Remarks by Angel Gurría
Tallinn, Estonia, 16 September 2017
(As prepared for delivery)
Thank you for the invitation to join you today for this important discussion on international taxation, and in particular, to focus on the remaining tax challenges arising from the digitalisation of our economy.
Progress to fight tax evasion and tax avoidance has been unprecedented over the past 10 years. The European Union has played its role and I would like to commend the Commission and the member countries for their active participation in the OECD work as well as for having translated global standards into EU law. With the end of bank secrecy and the adoption of the BEPS package, tax administrations are better equipped to deal with global taxpayers. As you know, more than 85 billion euros have been collected worldwide through voluntary disclosure and other initiatives, with more than 500 000 taxpayers disclosing offshore accounts. This is due to the upcoming automatic exchange, which starts in less than two weeks time!
As regards BEPS, we are at the implementation stage and we can already see significant changes. The MLI has now been signed by more than 70 countries and will stop treaty shopping. Companies are changing their tax structures to be more compliant with the new rules and this will translate into more revenue collected but also increased fairness between taxpayers. More permanent establishments are going to be declared, transfer pricing will be less aggressively used and hybrid mismatches are coming to an end. The ATAD directives have obviously contributed to these important changes. It is important to recognise these changes to restore confidence in public action!
That said, further challenges remain and the digitalisation of the economy is clearly one of them.
As you will recall, Action 1 of the BEPS Action Plan provided a number of significant recommendations. First, we need to recognise that all companies tomorrow will be, one way or another, digital. As a result, ring fenced solutions may not work that well. Second, BEPS is clearly exacerbated by the digitalisation of the economy and the BEPS measures should address the most aggressive features of tax planning. We now need to make sure that the BEPS measures are implemented. For instance, with the new rules, most companies will have permanent establishments where they operate and recent court decisions, in France for instance, would have been different, had they been taken under the BEPS measures and guidance. Third, major progress has been achieved in the field of VAT. Through Action 1, agreement has been reached that VAT should be collected in the countries of destination of e-sales and e-services. There are billions at stake and the new OECD Guidelines on the VAT treatment of cross border services are being implemented by more than 100 countries. These guidelines are fully aligned with the EU rules. As the earliest adopter of these principles, the EU has identified the total VAT revenue declared via its simplified compliance regime or Mini One Stop Shop (MOSS) as being in excess of EUR 3 billion in 2015 - its first year of operation. Approximately 70% of the total cross-border B2C supplies of services and intangibles that are within the scope of this regime are captured by this simplified compliance regime.

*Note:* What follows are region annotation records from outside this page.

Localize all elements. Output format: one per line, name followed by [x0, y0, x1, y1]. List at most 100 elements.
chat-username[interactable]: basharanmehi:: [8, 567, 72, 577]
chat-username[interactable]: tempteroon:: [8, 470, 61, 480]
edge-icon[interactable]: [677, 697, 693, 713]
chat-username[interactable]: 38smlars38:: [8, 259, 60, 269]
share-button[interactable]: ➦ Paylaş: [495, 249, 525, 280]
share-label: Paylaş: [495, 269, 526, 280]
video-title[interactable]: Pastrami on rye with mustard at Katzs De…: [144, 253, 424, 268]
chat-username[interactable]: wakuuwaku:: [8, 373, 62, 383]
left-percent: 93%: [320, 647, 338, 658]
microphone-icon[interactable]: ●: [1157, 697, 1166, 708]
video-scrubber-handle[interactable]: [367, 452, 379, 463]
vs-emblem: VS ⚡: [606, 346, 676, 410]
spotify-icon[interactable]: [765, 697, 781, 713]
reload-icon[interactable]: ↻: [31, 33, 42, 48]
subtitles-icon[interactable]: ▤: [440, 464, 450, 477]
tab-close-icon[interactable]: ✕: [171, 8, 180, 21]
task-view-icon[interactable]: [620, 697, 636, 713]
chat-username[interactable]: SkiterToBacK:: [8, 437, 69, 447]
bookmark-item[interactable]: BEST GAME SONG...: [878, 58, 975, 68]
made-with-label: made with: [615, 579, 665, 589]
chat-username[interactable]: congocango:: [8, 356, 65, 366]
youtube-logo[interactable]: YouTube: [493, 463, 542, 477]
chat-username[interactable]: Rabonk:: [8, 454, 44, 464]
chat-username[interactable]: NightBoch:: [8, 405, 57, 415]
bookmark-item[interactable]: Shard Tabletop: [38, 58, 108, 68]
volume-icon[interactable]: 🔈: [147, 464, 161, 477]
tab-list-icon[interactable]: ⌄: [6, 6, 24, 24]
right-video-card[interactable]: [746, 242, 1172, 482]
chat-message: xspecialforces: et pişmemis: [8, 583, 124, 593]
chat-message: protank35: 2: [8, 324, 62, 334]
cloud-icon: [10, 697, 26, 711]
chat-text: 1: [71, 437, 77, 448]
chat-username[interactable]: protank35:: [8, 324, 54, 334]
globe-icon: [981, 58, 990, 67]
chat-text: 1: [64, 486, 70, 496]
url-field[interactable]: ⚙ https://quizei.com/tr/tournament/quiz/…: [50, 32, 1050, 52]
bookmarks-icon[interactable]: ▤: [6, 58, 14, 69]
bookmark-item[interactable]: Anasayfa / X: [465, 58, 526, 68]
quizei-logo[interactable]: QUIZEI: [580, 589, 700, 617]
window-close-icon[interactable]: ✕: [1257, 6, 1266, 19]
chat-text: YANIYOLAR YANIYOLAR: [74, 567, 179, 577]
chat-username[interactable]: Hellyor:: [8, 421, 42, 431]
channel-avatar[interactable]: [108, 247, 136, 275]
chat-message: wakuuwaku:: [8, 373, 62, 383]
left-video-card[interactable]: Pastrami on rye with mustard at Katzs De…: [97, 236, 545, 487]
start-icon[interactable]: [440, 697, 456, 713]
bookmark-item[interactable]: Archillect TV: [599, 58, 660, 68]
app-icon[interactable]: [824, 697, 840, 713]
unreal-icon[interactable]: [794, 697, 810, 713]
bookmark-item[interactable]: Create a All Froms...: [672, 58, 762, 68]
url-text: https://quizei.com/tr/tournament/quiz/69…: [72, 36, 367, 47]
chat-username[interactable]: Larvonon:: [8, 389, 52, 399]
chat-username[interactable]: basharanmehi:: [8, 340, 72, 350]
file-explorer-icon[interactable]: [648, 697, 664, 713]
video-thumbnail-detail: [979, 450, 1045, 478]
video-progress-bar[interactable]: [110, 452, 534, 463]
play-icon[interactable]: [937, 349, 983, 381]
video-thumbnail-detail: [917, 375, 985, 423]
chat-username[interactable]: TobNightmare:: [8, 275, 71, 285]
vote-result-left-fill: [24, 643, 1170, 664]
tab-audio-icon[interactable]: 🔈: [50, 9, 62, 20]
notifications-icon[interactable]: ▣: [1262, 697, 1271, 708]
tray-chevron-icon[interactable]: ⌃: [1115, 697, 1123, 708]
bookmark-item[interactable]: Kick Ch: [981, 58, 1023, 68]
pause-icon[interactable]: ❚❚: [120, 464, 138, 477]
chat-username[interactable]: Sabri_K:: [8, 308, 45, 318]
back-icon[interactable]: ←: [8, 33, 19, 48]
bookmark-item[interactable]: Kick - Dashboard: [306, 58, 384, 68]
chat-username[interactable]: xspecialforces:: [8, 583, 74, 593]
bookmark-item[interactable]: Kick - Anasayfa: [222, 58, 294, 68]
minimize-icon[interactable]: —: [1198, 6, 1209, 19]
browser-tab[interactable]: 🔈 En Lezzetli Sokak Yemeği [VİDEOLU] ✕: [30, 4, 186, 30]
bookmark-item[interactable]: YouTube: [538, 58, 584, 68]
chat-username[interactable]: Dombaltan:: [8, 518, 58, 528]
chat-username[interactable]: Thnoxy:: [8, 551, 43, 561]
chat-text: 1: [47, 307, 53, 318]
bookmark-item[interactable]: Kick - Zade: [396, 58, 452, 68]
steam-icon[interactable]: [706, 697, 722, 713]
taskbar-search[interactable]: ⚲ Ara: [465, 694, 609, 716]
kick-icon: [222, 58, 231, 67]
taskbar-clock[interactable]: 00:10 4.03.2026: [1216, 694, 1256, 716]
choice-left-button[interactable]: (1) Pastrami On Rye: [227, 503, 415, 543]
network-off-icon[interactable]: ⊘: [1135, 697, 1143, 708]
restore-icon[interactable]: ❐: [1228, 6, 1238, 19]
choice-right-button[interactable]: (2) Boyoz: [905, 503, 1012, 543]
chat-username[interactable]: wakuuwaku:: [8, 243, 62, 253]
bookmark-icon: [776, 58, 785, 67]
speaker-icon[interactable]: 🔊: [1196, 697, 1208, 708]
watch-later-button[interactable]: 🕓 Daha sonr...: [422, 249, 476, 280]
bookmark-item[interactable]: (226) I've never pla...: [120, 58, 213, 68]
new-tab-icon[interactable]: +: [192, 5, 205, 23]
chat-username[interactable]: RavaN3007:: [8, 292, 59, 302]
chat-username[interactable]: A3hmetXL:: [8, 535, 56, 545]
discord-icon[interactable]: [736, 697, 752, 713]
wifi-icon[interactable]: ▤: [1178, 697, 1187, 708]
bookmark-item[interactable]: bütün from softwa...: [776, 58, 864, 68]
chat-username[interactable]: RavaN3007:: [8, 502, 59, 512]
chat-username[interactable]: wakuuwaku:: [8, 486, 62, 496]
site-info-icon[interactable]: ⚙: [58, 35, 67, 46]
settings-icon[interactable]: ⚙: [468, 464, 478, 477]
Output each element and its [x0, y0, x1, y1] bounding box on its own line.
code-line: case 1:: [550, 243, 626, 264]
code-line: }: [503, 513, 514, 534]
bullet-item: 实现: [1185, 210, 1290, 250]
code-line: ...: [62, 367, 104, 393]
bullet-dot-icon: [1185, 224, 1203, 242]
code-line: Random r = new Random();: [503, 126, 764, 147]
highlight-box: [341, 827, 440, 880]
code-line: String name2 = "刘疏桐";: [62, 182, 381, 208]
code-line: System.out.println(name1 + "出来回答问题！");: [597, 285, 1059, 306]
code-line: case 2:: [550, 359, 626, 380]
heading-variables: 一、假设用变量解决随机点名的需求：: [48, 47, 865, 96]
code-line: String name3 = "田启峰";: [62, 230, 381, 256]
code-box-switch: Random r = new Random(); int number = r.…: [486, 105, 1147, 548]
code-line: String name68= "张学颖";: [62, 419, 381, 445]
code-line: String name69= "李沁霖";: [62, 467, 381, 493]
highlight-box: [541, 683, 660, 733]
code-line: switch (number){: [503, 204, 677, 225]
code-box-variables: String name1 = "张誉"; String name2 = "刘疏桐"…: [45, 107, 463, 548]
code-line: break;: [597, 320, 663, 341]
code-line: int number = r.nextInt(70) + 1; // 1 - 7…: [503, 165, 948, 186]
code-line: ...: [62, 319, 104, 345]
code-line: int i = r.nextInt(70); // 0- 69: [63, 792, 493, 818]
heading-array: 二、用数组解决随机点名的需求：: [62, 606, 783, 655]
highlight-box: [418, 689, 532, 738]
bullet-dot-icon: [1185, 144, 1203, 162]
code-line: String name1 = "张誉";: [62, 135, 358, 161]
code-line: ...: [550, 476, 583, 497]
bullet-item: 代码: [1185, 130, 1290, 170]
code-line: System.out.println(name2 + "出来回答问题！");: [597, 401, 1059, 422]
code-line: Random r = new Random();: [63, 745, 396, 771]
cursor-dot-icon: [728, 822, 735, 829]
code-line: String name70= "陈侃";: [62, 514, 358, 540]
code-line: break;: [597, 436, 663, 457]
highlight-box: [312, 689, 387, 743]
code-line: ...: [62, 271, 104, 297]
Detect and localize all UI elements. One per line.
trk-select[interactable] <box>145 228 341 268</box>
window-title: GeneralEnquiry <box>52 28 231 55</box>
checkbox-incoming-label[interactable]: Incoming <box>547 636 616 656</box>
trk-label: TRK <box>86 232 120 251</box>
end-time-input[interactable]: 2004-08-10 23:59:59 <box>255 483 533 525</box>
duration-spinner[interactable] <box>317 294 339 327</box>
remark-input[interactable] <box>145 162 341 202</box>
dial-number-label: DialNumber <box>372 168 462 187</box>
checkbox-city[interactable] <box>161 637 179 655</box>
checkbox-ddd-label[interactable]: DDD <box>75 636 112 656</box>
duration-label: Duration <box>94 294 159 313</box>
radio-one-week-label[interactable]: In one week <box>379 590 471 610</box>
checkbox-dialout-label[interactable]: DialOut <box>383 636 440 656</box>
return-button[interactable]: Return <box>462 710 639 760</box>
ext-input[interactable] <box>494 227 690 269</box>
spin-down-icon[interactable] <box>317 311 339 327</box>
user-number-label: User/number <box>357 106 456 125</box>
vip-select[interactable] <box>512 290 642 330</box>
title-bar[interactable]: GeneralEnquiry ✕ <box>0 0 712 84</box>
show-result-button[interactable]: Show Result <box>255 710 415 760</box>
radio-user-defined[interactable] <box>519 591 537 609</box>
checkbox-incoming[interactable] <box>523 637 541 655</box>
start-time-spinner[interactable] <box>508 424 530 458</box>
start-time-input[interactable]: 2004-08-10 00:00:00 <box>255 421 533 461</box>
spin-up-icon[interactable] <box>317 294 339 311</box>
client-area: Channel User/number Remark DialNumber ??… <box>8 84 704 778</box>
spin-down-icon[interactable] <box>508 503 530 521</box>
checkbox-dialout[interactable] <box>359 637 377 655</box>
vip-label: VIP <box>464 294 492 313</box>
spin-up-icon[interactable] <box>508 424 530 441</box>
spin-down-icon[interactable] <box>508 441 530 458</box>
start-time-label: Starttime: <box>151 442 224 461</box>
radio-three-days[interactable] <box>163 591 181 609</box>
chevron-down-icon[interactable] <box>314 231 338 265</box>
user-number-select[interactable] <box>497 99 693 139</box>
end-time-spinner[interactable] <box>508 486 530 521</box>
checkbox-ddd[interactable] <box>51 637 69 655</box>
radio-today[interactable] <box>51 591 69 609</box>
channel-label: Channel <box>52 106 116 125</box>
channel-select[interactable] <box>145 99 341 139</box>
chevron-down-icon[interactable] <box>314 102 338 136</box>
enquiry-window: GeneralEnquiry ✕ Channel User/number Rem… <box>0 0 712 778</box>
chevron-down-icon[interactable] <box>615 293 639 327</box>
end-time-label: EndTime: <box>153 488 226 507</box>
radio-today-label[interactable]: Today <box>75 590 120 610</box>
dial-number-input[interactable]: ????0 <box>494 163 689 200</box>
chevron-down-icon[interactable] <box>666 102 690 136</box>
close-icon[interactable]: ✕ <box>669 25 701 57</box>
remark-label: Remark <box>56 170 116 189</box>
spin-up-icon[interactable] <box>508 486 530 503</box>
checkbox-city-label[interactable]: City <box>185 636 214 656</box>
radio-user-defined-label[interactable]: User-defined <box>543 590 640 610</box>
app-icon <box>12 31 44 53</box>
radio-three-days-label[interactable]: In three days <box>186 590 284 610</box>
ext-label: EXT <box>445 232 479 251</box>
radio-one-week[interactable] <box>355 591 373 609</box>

These measures, which are currently being implemented, are expected to have substantial impact on addressing BEPS in the context of the digitalisation of the economy. However, some countries remain concerned about how to better tax companies without a physical presence in a country where they derive large revenues and profits; no agreement was reached during the negotiation of the BEPS package on how to address this issue.
I do understand that the current lack of a realistic prospect for agreement on a global solution, is frustrating and threatens to trigger unilateral measures or initiatives. Some of you, invited by Bruno Lemaire, have expressed the view that action is required now. Your discussions today and the initiatives proposed are raising awareness around the world of the importance of reaching a global solution sooner rather than later.
It is critical that we continue a globally inclusive dialogue on this issue. The Inclusive Framework’s Task Force on the Digital Economy offers such a forum, where technical experts representing more than 100 jurisdictions can share their knowledge to develop a world-class solution.
As you know, the OECD has been mandated by the G20 (let me thank Wolfgang Schauble for his support and trust), to deliver an interim report by April 2018. A public consultation will take place in San Francisco in November. It is key that the work of the Task Force on the Digital Economy be fed by your proposals.
At the same time, political support for a multilateral solution must be reinforced. Today’s ECOFIN meeting, as well as the upcoming G20 Finance Ministers meeting in Washington DC, will be watched closely by your officials and by external stakeholders for meaningful indicators in that regard.
My team at the OECD stand ready to support the design of effective technical solutions to these challenges and to build a global consensus, ensuring that all businesses are fairly taxed, regardless of their business models, without harming the innovation-driven digitalisation of our economy.